The directors and officers of the Company in office at the Effective Time shall be the directors and officers of the Surviving Corporation in office at the Effective Time, all of whom shall hold their offices until the election and qualification of their respective successors or until their earlier removal, resignation or death in accordance with the Bylaws of the Surviving Corporation.

 

5.Exchange of Capital Stock.

 

At the Effective Time, each issued and outstanding share of common stock, $0.001 par value per share of Subsidiary shall not be converted or exchanged in any manner into shares of the Surviving Corporation and shall be cancelled.

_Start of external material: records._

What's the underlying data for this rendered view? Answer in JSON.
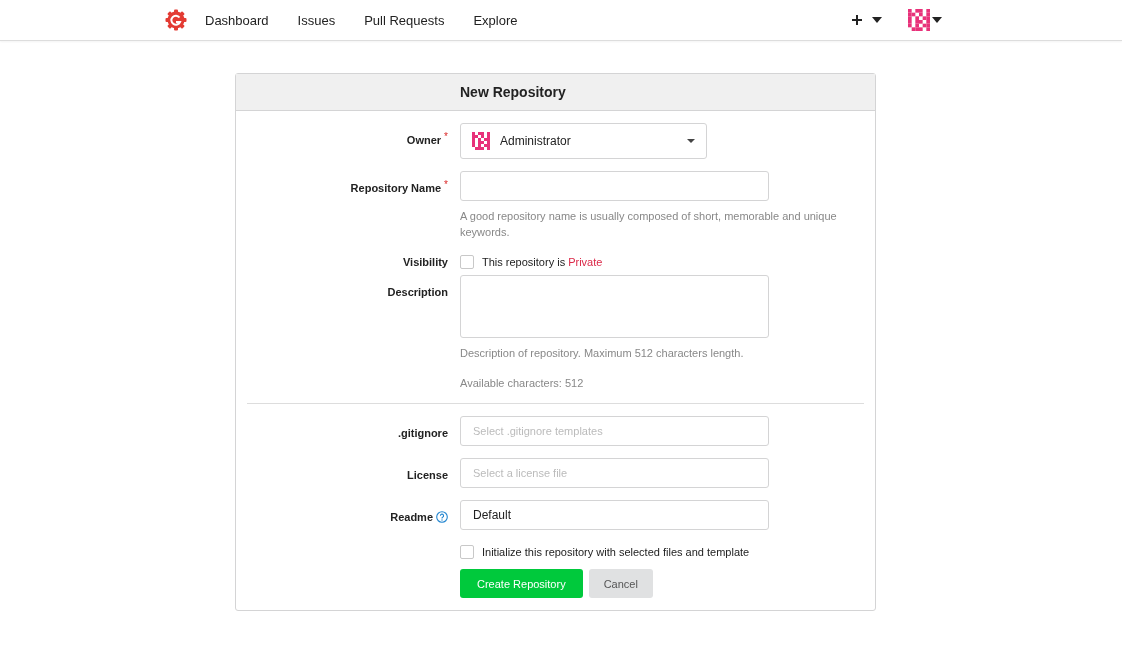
{
  "navbar": {
    "links": [
      {
        "label": "Dashboard"
      },
      {
        "label": "Issues"
      },
      {
        "label": "Pull Requests"
      },
      {
        "label": "Explore"
      }
    ]
  },
  "form": {
    "title": "New Repository",
    "fields": [
      {
        "kind": "owner",
        "label": "Owner",
        "required_mark": "*",
        "value": "Administrator"
      },
      {
        "kind": "text",
        "label": "Repository Name",
        "required_mark": "*",
        "help": "A good repository name is usually composed of short, memorable and unique keywords."
      },
      {
        "kind": "checkbox",
        "label": "Visibility",
        "checked": false,
        "text": "This repository is",
        "accent": "Private"
      },
      {
        "kind": "textarea",
        "label": "Description",
        "help": "Description of repository. Maximum 512 characters length.",
        "counter": "Available characters: 512"
      },
      {
        "kind": "divider"
      },
      {
        "kind": "select",
        "label": ".gitignore",
        "placeholder": "Select .gitignore templates"
      },
      {
        "kind": "select",
        "label": "License",
        "placeholder": "Select a license file"
      },
      {
        "kind": "select",
        "label": "Readme",
        "help_icon": true,
        "value": "Default"
      },
      {
        "kind": "checkbox",
        "checked": false,
        "text": "Initialize this repository with selected files and template"
      }
    ],
    "buttons": [
      {
        "kind": "primary",
        "label": "Create Repository"
      },
      {
        "kind": "secondary",
        "label": "Cancel"
      }
    ]
  }
}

Each issued and outstanding equity share of Company shall not be converted or exchanged in any manner, but as of the Effective Time shall represent equivalent equity shares of the Surviving Corporation.

 

6.Execution, Filing and Recordation.

 

Company and Subsidiary agree that they will cause to be executed and filed and recorded any document or documents prescribed by the laws of the State of Nevada, and that they will cause to be performed all necessary acts within the State of Nevada and elsewhere to effectuate the merger provided for in this Agreement.

 

7.Termination.

 

This Agreement may be terminated at any time prior to the Effective Time upon a vote of the directors of either Company or Subsidiary. In the event of such termination, this Agreement shall forthwith become void and neither party nor their respective officers, directors or stockholders shall have any liability hereunder.

 

[The remainder of this page is intentionally blank]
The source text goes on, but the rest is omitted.